Von zentraler Bedeutung für Bad Saulgau ist nach Angaben des Gemeinderates auch der langfristige Erhalt des medizinischen Versorgungsangebotes insgesamt. Nicht unberechtigt ist nach Überzeugung der Ratsmitglieder die Befürchtung, dass die Schließung der Geburtshilfe nur der erste Schritt auf dem Weg zu einer Abwicklung des Krankenhausstandortes Bad Saulgau ist. Als größte Stadt im Landkreis und Mittelzentrum habe die Kurstadt nicht nur eine Versorgungsfunktion für ihre mehr als 18 000 Bürger und Unternehmen, sondern auch für die Nachbargemeinden.

Das Konzept

Der seit August 2020 im Amt befindliche Geschäftsführer Jan-Ove Faust erhielt von den Gesellschaftern der SRH Kliniken im Herbst des vergangenen Jahres den Auftrag, bis 30. Juni dieses Jahres ein medizinisches Konzept zu erarbeiten, in dem die medizinischen Anforderungen der Krankenhausversorgung im Ländlichen Raum und daraus abgeleitet die möglichen Aufgaben der drei Krankenhausstandorte aufgelistet werden.
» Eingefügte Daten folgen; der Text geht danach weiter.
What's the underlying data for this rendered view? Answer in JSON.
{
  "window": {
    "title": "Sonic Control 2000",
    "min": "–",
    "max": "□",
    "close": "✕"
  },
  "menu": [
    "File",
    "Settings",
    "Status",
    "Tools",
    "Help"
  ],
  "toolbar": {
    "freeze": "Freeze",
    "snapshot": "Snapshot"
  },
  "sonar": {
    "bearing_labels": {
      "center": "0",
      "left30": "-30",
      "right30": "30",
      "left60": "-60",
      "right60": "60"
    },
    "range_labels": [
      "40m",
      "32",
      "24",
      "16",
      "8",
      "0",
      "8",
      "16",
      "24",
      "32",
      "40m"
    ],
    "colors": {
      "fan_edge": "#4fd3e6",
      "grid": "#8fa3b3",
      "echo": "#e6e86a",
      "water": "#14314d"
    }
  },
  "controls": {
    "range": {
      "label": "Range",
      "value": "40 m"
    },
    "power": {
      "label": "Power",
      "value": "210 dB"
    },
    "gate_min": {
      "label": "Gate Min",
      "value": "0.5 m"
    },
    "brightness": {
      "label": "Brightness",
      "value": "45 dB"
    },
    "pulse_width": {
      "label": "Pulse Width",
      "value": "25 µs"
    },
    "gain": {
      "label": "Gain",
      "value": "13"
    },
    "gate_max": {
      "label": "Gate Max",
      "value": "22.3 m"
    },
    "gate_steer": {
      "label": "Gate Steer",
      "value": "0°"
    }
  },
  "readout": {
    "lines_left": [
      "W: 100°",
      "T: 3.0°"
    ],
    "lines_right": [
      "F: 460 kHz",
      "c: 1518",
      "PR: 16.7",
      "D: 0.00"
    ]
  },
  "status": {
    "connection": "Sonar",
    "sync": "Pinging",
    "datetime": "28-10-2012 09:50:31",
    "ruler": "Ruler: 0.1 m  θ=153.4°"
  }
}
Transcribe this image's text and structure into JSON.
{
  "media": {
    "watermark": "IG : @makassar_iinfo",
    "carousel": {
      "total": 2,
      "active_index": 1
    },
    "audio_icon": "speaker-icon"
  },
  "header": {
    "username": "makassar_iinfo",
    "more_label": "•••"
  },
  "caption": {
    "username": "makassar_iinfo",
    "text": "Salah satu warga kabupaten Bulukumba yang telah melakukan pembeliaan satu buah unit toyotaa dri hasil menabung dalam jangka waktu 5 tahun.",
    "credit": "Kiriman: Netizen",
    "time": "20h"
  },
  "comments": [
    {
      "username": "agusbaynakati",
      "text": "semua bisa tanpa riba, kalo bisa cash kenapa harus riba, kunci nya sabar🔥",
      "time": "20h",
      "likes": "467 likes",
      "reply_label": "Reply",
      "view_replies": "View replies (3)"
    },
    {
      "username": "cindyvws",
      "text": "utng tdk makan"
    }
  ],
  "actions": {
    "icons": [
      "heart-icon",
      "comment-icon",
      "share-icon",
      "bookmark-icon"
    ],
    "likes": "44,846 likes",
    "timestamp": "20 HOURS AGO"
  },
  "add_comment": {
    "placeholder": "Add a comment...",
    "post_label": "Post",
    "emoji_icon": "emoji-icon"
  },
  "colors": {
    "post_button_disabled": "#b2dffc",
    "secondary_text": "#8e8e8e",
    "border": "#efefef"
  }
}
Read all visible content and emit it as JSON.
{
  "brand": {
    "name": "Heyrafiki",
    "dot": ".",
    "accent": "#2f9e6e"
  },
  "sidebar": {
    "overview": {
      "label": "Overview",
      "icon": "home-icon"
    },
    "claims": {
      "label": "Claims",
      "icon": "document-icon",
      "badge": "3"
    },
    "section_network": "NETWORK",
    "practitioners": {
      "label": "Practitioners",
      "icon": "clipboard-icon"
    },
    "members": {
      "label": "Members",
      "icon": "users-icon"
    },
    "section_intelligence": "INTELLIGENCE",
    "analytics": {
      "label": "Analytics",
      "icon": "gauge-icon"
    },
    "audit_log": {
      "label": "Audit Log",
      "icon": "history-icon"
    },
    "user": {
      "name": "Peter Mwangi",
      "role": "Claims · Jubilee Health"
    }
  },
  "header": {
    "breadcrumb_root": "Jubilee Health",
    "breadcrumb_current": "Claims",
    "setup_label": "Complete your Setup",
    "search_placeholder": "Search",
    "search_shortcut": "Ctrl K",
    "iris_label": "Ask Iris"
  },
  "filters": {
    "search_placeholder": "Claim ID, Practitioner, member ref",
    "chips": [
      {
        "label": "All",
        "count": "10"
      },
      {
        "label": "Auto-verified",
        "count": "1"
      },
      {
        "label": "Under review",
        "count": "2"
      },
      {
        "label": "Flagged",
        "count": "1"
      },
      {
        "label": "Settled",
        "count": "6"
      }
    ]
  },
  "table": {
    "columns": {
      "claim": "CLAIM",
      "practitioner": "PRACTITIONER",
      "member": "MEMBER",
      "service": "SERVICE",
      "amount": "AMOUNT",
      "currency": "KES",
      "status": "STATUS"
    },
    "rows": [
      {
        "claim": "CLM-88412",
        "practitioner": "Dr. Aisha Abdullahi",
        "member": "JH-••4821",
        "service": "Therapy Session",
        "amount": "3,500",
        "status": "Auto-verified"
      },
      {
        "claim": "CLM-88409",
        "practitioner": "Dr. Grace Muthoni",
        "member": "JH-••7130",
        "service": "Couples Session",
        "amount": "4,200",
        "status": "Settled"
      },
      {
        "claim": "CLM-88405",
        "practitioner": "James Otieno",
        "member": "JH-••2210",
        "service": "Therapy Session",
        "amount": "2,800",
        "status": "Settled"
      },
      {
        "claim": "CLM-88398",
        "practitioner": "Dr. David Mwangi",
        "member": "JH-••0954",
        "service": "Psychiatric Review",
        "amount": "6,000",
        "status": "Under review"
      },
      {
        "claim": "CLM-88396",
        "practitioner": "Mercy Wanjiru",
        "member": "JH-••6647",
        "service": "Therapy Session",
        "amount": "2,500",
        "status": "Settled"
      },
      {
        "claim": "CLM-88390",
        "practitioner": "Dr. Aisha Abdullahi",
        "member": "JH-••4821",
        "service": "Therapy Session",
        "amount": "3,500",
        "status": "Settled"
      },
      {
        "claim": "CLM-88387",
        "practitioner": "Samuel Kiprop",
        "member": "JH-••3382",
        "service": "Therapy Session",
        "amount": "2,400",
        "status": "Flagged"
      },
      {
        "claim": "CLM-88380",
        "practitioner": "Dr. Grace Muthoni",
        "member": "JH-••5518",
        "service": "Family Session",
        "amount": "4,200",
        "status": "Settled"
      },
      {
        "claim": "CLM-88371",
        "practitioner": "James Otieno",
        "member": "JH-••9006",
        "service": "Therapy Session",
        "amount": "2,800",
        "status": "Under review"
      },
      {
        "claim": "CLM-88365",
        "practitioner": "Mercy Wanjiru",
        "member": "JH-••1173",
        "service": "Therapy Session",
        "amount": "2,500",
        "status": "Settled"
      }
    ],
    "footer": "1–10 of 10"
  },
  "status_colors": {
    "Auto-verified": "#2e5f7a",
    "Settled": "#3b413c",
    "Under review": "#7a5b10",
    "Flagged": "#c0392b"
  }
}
Der Geschäftsführer hat nach Angaben von SRH den Gesellschaftern ein solches analysebasiertes Konzept vorgelegt und in den kommenden Monaten werden sich verschiedene Gremien von SRH, Landkreis und Kommunen damit beschäftigen. Letztlich entscheiden die Gesellschafter, wie das medizinische Profil der drei Krankenhausstandorte in Zukunft ausgestaltet wird.